Here on sunny Cape Cod, there is a joke about the four seasons. We have “Almost Winter”, “Winter”, “Still Winter” and “Bridge Construction”. And I thought I moved here for the balmy 70° weather, where a gentle breeze sways the coconut palms.
Midway between Winter Solstice and Spring Equinox and well before the first crocus of spring has blinked and stretched and peered out across the frozen, windswept tundra, there is a moment of insanity which helps those of us living in northern climes get through to that brief, blessed moment of warmth when the mosquitoes once again have their way with us.
The ancient Romans observed their mid-season festival on February 5, the pagan Irish on February 1. For Christians, it was February 2, Candlemas day, a Christian holiday celebrating the ritual purification of Mary. For reasons which are not entirely clear, early Christians believed that there would be six more weeks of winter if the sun came out on Candlemas Day.
Clergy would bless and distribute candles needed for winter, their length representing how long and cold the winter would be. Germans expanded on the idea by selecting an animal, a hedgehog, as a means of predicting weather. Once a suitable number of Germans had come to America, they switched over to a more local rodent: Marmota Monax. The common Groundhog.
Groundhogs hibernate for the winter, an ability which some people I know would like to possess. During that time, their heart rate drops from 80 beats per minute to 5, and they live off their stored body fat.
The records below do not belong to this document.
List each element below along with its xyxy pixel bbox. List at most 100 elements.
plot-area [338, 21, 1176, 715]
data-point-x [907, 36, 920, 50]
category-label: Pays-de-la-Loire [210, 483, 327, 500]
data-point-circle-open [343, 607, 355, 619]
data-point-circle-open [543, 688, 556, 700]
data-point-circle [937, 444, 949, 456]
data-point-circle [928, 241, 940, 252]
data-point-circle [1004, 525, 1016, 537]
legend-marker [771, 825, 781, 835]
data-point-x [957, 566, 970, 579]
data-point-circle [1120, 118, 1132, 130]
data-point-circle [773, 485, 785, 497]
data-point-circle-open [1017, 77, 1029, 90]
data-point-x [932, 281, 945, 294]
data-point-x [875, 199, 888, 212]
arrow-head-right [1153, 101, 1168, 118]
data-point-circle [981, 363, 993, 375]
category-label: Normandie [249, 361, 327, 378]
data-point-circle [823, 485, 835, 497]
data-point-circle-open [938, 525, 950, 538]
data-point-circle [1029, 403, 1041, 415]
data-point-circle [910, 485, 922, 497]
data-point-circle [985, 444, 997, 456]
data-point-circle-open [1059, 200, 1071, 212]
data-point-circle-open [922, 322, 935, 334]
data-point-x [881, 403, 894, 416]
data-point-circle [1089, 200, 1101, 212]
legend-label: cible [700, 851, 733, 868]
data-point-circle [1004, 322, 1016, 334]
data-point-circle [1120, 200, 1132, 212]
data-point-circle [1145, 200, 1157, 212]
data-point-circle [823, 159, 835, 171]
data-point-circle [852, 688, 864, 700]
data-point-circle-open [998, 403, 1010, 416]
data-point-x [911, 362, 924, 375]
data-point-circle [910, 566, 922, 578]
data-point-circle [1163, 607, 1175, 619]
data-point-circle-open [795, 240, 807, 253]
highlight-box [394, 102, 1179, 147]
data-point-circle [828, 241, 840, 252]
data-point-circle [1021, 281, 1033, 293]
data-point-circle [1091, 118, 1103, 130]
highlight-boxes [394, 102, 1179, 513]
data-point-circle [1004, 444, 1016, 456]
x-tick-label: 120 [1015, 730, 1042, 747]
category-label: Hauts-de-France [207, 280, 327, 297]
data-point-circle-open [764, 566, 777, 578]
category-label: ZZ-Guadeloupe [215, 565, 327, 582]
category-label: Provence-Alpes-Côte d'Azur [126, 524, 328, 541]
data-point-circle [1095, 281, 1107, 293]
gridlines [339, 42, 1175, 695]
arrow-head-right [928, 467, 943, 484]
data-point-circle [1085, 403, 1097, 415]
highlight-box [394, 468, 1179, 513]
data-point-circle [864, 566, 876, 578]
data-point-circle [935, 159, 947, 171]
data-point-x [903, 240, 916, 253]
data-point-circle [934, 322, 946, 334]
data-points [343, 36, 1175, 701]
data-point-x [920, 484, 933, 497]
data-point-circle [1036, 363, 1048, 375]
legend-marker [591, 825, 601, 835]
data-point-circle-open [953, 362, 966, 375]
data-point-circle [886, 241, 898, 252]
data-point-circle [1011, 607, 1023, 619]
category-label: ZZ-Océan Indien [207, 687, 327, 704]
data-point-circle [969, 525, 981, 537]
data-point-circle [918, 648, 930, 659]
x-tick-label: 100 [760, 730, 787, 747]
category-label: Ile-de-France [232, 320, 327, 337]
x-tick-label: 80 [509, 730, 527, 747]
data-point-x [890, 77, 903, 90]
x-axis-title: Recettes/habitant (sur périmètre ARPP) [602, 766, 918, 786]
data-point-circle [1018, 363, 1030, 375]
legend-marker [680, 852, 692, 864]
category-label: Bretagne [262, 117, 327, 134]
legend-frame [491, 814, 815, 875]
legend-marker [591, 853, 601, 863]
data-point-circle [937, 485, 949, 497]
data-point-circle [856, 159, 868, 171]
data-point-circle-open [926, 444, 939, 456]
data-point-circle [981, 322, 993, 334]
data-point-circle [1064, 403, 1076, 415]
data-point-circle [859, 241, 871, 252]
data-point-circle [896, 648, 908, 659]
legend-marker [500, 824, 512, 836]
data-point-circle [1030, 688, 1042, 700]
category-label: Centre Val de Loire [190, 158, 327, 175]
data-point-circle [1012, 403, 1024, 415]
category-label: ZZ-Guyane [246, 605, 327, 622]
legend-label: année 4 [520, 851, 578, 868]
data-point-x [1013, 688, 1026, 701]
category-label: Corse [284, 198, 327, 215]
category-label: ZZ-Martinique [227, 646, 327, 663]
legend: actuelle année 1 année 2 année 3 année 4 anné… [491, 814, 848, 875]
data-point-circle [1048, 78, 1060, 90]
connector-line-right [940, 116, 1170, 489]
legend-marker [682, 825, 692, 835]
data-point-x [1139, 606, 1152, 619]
Another ability some of us would appreciate, very much.
The male couldn’t care less about the weather; he comes out of his burrow in February in search of a mate. If uninterrupted, he will fulfill his groundhog mission of love and return to earth, not coming out for good until sometime in March.
But then there is the amorous woodchuck’s worst nightmare in a top hat, a fiendish apparition known as the groundhog hunter.
In 1887, there was a group of groundhog hunters in Punxsutawney, Pennsylvania, imaginatively calling themselves the Punxsutawney Groundhog Club. One of them, a newspaper editor, declared on February 2, 1887, that their groundhog “Phil” was the only True weather forecasting rodent.
There are those who would dispute the Gobbler’s Knob crowd and their claims to Punxsutawney Phil’s weather forecasting prowess. Alabama has “Birmingham Bill”, and Canada has Shubenacadie Sam. New York can’t seem to decide between Staten Island Chuck and New York City’s very own official groundhog, “Pothole Pete”.
It appears that there is no word for groundhog in Arabic. Accounts of this day in the Arab press translate the word as جرذ الأرض., or, “Ground Rat”. Pretty exciting to learn that. Thanks al Jazeera.
If anyone was to bend down and ask Mr. Ground Rat his considered opinion on the matter, he would probably cast a pox on all our houses. It’s been a long winter. Mr. Ground Rat’s all dressed up for a date. He has other things on his mind.